[ptsefton.com] | [CV & Bio]

Crossing curation mountain


View this page as PDF

I'm looking forward to seeing Peter Murray Rust eat my dog food. He's lucky cos at our place the hounds eat relatively benign dry food. Oh, and raw chicken wings and mouldy bread and diverse leftovers deemed to foul for the fowl. Not to mention compost, fertilizer of all kinds of origin, grass and lizards and parrots when they can get them. Maybe not so lucky, but I'll buy him a beer to wash it down.

I'm going to follow up on using ICE for blogging to WordPress soon which is what that dog food stuff is about, but Peter has just pointed out some issues with getting papers into institutional repositories and I wanted to discuss some of his points here.

In summary I think that his message is that the curation boundary is too high to cross for authoring teams. Or is it that it is too far away from the authoring process?

Here's his summary:

Using our own repository


Here are some basic problems about reposting:

  • the process from starting a manuscript to final publication can take months or years

  • there are likely to be multiple authors

  • authors will appear and disappear during the process

  • manuscripts may fission or fuse.

  • authors may come from different institutions

PMR then goes on to talk about the solution they're trying. They have set up an authoring repository when collaborators use Subversion (SVN):

Well, we are starting to write our papers using our own repository. Not an IR, but an SVN repository. So Nick, Joe and I will share versions of our manuscripts in the WWMM SVN repository. Joe wrote his thesis with SVN/TeX and I think Nicks doing the same. Joe thought it was a great way to do things.

(ICE uses Subversion too and it works well for us, but we have had to put quite a complex layer in front of it so ordinary non-technical people can deal with it. We have been asked to support LaTeX; I'll let you all know if that comes off.)

The advantage of SVN is that you have a complete version history. The disadvantage is only that its not easy to run between institutions. I am not a supporter of certificates. And remember that not all our authors are part of the higher education system. In fact Google documents starts to look attractive (though the versioning is not as nice as SVN.)

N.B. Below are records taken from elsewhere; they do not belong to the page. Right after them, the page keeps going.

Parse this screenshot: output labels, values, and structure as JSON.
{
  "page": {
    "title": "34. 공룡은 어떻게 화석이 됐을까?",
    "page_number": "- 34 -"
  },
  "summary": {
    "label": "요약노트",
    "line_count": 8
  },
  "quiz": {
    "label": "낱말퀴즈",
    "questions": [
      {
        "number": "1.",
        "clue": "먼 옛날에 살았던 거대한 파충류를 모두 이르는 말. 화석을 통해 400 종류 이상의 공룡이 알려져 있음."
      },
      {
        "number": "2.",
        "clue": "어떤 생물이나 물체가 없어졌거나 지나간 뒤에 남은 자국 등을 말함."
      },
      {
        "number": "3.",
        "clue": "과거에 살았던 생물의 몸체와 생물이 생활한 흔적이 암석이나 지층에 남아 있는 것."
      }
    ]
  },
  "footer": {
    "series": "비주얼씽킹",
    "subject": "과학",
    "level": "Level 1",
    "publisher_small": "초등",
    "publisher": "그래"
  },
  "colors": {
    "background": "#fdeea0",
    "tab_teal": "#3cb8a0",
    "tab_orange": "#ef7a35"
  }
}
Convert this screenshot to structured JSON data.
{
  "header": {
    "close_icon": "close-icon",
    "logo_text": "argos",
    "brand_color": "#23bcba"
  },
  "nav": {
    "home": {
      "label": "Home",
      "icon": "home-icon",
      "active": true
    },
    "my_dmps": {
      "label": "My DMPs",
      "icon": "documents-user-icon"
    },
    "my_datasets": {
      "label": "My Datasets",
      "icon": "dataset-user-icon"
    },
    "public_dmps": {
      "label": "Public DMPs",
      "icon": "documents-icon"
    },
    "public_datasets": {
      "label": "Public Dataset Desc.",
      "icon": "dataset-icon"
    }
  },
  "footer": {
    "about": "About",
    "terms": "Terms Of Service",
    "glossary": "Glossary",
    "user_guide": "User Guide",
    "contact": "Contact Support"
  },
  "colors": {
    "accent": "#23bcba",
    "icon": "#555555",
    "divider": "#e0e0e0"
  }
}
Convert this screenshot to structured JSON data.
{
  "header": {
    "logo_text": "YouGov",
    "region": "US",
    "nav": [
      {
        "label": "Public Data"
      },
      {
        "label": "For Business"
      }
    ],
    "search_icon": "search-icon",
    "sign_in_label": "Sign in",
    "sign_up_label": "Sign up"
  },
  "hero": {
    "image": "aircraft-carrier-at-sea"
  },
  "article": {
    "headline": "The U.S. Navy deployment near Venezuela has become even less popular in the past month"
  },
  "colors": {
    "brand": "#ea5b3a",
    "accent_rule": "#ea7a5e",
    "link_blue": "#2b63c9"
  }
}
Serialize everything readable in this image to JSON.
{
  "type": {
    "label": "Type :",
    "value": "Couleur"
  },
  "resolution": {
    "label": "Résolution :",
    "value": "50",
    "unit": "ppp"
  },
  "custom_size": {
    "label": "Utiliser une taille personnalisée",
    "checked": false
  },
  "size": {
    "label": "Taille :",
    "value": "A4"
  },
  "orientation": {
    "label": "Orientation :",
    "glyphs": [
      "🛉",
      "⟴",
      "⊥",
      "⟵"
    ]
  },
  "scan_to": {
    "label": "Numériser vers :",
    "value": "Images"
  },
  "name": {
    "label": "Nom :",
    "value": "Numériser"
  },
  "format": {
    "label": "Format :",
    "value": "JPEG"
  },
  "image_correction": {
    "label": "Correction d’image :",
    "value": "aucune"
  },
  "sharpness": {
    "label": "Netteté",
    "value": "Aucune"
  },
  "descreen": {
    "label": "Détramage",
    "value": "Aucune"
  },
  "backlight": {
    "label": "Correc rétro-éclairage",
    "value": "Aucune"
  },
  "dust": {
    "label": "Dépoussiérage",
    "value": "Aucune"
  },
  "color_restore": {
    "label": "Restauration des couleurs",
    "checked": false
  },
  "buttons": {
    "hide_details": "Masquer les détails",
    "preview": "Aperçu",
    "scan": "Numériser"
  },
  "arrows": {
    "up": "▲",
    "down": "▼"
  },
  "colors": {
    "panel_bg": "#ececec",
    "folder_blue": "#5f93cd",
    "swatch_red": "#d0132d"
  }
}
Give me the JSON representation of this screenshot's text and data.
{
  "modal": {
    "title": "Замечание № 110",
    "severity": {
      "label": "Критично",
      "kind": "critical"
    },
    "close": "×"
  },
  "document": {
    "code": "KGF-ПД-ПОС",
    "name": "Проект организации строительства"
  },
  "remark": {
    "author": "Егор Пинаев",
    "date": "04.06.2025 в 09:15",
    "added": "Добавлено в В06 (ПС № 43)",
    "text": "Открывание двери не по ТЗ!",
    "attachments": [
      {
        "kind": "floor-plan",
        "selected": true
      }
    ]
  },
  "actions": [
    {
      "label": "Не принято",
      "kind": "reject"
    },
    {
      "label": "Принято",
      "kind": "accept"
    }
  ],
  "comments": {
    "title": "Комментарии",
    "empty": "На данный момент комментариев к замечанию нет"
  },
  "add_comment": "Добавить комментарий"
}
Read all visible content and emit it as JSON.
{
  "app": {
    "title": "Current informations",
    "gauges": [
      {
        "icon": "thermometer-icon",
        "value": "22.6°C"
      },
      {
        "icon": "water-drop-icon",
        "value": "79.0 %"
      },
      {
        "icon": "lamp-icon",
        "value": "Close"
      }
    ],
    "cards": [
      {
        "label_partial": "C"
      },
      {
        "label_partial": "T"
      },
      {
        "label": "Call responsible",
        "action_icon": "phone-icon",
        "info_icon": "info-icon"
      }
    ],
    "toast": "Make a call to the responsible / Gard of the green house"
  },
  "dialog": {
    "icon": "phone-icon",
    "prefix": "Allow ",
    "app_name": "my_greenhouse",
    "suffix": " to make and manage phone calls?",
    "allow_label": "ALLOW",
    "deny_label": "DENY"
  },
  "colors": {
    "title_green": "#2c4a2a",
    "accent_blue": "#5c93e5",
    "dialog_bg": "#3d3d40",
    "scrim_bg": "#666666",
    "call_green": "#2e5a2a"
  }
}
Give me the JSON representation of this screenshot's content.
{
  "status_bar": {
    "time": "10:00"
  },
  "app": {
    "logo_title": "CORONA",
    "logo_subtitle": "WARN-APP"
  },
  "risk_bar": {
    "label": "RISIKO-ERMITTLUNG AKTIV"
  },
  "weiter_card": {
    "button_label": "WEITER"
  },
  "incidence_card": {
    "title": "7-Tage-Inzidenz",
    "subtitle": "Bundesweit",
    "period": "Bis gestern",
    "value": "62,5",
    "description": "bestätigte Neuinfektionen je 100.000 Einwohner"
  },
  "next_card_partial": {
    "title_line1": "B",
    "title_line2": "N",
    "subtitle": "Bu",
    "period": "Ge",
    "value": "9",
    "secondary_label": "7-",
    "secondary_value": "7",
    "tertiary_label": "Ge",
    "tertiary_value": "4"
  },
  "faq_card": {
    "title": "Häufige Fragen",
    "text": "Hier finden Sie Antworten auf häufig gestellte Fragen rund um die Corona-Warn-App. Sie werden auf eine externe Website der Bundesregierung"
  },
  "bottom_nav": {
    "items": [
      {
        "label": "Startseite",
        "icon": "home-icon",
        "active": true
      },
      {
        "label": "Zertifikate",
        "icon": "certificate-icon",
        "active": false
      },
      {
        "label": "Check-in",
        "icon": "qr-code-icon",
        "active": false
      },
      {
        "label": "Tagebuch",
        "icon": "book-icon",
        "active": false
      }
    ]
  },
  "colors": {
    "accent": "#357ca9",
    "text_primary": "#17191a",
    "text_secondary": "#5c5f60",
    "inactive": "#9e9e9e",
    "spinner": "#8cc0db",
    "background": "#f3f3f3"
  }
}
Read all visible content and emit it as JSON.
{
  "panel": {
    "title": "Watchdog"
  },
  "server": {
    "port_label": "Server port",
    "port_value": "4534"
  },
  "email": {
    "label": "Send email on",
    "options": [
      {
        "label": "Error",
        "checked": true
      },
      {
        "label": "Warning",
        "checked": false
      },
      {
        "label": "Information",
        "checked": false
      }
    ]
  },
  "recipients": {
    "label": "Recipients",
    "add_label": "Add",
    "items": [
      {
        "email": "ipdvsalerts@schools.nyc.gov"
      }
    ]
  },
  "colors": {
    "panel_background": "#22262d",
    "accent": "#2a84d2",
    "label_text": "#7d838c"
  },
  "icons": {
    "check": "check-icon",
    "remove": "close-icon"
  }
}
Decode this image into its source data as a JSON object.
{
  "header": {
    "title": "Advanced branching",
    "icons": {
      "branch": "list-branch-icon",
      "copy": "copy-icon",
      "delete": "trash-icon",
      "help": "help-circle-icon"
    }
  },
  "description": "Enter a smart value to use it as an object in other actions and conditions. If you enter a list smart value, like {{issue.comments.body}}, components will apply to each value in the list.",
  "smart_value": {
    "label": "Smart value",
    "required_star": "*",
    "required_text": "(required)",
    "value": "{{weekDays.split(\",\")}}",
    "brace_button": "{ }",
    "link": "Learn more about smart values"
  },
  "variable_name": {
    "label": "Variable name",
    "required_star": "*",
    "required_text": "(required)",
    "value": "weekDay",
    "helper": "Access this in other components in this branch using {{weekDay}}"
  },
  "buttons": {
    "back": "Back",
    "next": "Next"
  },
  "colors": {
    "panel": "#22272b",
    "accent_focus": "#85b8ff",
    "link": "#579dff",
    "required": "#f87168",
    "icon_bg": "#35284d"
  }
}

Will it work? I dont know. Probably not 100% - we often get bitten by access permissions, forgetting where things are, etc. But its worth a try.

Two things here:

  1. Working between institutions is definitely a problem, particularly when not everyone is in higher-ed. I'm not sure what kind of certificates PMR's talking about but I will say this: Shibboleth isn't going to solve the problem when there are groups coming from all over the place any time soon, but OpenID might help. Using OpenID the owner of a working repository should be able to tell SVN who to trust, using their OpenID and if you come from an institution that doesn't use it then you can always get one from elsewhere.

    Should work for web application, but it could be a challenge to get the commandline version of SVN working with OpenID because some OpenID providers might require you to use a web-GUI to authenticate, but people have thought about it.

  2. Google docs? Well as discussed here before Stijn Dekeyser and Richard Watson of USQ found that it makes a good online text editor with supernatural collaborative powers. If you want to edit in raw LaTeX that is. They made a demo system that lets you render Google docs, even. But as a word processor? No. You'd be stopped by the lack of support for stuff like bibliographies and Maths before you got too far and don't get me restarted on the HTML it makes.

I liked the last bit, so I added some emphasis:

And if I were funding repositories I would certainly put resource into communal authoring environments. If you do that, then it really is a one-click reposition instead of the half-day mess of trying to find the lost documents.

I'll be sure to mention this to our friends at DEST.